Se tudo isso não fosse verdade, não estaríamos aqui. Ou podemos ficar
totalmente perplexos pela sorte inacreditável que levou à nossa existência
[10].
***
[1] Alguns cientistas costumam dar nomes curiosos para esse fato: sintonia
fina, coincidência cósmica, acaso fortuito, etc. É sempre mais simples
“inventar” algum rótulo para evitar pensar sobre o assunto dentro da
ciência.
[2] Princípios de ação e reação, criação e destruição, existem desde as
partículas mais fundamentais do universo. Hermes Trimegisto seria hoje um
grande entusiasta da física de partículas...
[3] As condições necessárias para se produzir carbono são tão “especiais”
que o astrofísico Fred Hoyle chegou a especular, em um artigo intitulado “O
universo: reflexões passadas e presentes”, que “um superintelecto está
brincando com as leis da física”. Não é muito diferente da idéia básica dos
deístas e panteístas.
[4] Apenas a título de curiosidade: as chances de você ganhar na megasena ou ser atingido por um raio são incomparavelmente superiores às
chances de um universo assim ter surgido “por acaso”. Na verdade,
poderia-se até dizer que isso seria impossível; ou para ficar no campo do
bom humor, que seria mais fácil alguém ser atingido por um raio todos os
dias, precisamente ao meio-dia, enquanto vivesse.
[5] Quando aproximamos um pequeno ima de geladeira de um clipe de
papel, e ele se desloca em direção ao ima, estamos presenciando a força
eletromagnética de um pedaço de ima vencer toda a força gravitacional da
Terra. A gravidade é realmente fraca. No entanto, segundo a Teoria M, ela
seria uma força atuante em várias dimensões – inclusive dimensões ainda
não detectáveis pela tecnologia atual –, e isso explicaria o fato de ser tão
fraca “em nossa dimensão”.
[6] Vide a nota #2 acima.
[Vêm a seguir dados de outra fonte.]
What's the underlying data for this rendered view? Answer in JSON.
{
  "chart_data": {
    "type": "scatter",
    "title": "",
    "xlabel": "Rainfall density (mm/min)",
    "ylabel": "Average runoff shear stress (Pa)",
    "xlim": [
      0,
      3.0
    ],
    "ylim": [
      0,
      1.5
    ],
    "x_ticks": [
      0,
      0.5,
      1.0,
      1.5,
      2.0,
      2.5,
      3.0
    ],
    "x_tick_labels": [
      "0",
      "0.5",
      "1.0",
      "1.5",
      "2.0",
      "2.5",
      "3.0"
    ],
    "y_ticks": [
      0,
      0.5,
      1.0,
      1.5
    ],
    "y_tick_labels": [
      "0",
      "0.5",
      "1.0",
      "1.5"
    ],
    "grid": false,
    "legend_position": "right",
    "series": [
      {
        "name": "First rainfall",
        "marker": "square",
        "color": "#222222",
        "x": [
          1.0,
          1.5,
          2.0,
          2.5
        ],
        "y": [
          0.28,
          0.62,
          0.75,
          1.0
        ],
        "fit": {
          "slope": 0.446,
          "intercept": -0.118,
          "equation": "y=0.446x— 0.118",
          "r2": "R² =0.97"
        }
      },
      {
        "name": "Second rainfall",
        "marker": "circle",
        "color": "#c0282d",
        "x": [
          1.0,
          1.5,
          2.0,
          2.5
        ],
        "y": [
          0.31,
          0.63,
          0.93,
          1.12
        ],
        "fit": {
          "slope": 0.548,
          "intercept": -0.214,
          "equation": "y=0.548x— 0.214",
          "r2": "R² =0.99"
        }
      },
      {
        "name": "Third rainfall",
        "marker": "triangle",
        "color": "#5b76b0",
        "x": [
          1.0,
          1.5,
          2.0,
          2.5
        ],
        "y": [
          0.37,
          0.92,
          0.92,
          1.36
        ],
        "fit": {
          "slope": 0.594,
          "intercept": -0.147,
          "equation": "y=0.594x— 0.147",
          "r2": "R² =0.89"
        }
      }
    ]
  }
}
Só que dessa vez, a lógica é aplicada ao macrocosmos. “O que está em cima é como o que está embaixo” – Hermes
continuaria satisfeito.
[7] Somos formados pela matéria que preenche cerca de 4% da matéria e
energia do Cosmos. O resto (96%) não interage com a luz, e até hoje não
foi detectado diretamente em laboratório.
[8] O big crunch seria o inverso do big bang, ou mais ou menos como
“retroceder” no tempo do universo, de volta ao “bang” inicial.
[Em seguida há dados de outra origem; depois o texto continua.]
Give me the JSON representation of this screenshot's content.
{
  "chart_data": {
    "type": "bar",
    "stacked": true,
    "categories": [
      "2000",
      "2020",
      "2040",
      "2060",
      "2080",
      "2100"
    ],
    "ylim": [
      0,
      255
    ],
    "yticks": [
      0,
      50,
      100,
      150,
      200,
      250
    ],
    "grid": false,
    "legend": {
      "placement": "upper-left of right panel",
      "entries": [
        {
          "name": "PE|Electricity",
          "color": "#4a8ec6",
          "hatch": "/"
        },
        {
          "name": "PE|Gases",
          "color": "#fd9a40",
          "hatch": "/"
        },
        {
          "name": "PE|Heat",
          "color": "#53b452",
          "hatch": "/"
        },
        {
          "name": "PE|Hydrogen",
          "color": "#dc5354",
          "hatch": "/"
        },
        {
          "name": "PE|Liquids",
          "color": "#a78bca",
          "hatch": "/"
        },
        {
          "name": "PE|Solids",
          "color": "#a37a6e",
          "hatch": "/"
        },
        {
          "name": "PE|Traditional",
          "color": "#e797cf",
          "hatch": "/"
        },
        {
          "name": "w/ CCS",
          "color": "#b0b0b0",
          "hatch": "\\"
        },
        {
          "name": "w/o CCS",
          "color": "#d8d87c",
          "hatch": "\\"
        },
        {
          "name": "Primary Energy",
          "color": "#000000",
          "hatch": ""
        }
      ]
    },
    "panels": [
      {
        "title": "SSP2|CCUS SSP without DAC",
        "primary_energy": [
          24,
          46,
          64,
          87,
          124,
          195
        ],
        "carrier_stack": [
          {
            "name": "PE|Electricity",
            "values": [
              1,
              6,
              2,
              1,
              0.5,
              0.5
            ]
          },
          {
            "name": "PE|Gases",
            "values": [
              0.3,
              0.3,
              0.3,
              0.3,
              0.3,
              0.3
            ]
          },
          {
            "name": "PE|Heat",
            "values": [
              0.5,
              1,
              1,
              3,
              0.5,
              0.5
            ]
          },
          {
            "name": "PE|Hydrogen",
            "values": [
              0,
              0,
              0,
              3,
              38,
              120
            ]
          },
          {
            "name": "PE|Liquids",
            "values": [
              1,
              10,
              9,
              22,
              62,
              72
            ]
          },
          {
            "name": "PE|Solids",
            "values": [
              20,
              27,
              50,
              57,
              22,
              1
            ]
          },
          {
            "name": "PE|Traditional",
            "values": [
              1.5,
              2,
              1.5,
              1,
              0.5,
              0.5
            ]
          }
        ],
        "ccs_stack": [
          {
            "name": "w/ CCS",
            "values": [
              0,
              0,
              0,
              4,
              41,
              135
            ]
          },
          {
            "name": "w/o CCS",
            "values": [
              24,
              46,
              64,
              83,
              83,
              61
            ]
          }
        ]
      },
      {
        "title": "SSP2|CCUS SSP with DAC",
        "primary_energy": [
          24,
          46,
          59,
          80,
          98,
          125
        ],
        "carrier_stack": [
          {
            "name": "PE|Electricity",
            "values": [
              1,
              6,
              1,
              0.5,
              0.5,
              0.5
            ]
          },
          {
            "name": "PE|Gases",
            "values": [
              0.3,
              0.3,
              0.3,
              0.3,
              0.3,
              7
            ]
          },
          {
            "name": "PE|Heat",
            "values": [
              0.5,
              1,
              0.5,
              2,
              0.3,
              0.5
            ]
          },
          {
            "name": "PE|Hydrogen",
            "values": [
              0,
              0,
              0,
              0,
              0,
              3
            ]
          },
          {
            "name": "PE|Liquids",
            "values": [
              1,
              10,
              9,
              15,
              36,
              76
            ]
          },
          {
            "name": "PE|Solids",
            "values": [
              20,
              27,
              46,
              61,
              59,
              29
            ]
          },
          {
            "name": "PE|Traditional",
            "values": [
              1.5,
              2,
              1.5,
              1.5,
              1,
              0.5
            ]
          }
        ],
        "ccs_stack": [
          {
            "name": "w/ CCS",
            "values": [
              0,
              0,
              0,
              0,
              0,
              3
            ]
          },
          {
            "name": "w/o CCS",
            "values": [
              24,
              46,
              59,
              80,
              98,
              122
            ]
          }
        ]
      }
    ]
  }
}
[9] O universo é tão grande que mesmo que nos desloquemos a velocidade
da luz em qualquer direção à partir da Terra, existirão galáxias inatingíveis,
se afastando a tanto tempo que nem a luz conseguirá vencer a distância. A
velocidade da luz delimita nosso horizonte cósmico.
[10] Ou seja, o pensamento científico moderno prefere não de “deter” com
a questão da “sintonia fina” das forças da natureza. “É assim porque é, se
não fosse não estaríamos aqui em todo caso, porque perder tempo
especulando a razão disso tudo?” – Mas nem sempre a ciência se fez com
tal racionalidade. Em seus primórdios, junto ao logos grego, buscar o
Mecanismo e o Sentido do Cosmos eram atividades irmãs, e não distintas.
Talvez a ciência moderna tenha perdido a perplexidade dos gregos perante
o infinito do Cosmos, ou talvez os cientistas estejam apenas “escondendo o
jogo”, com medo de perder certos financiamentos por conta de “idéias
heterodoxas”. Depois de conhecer gente como Sagan, Hawking, Greene e
outros tantos, a segunda opção me parece a mais provável.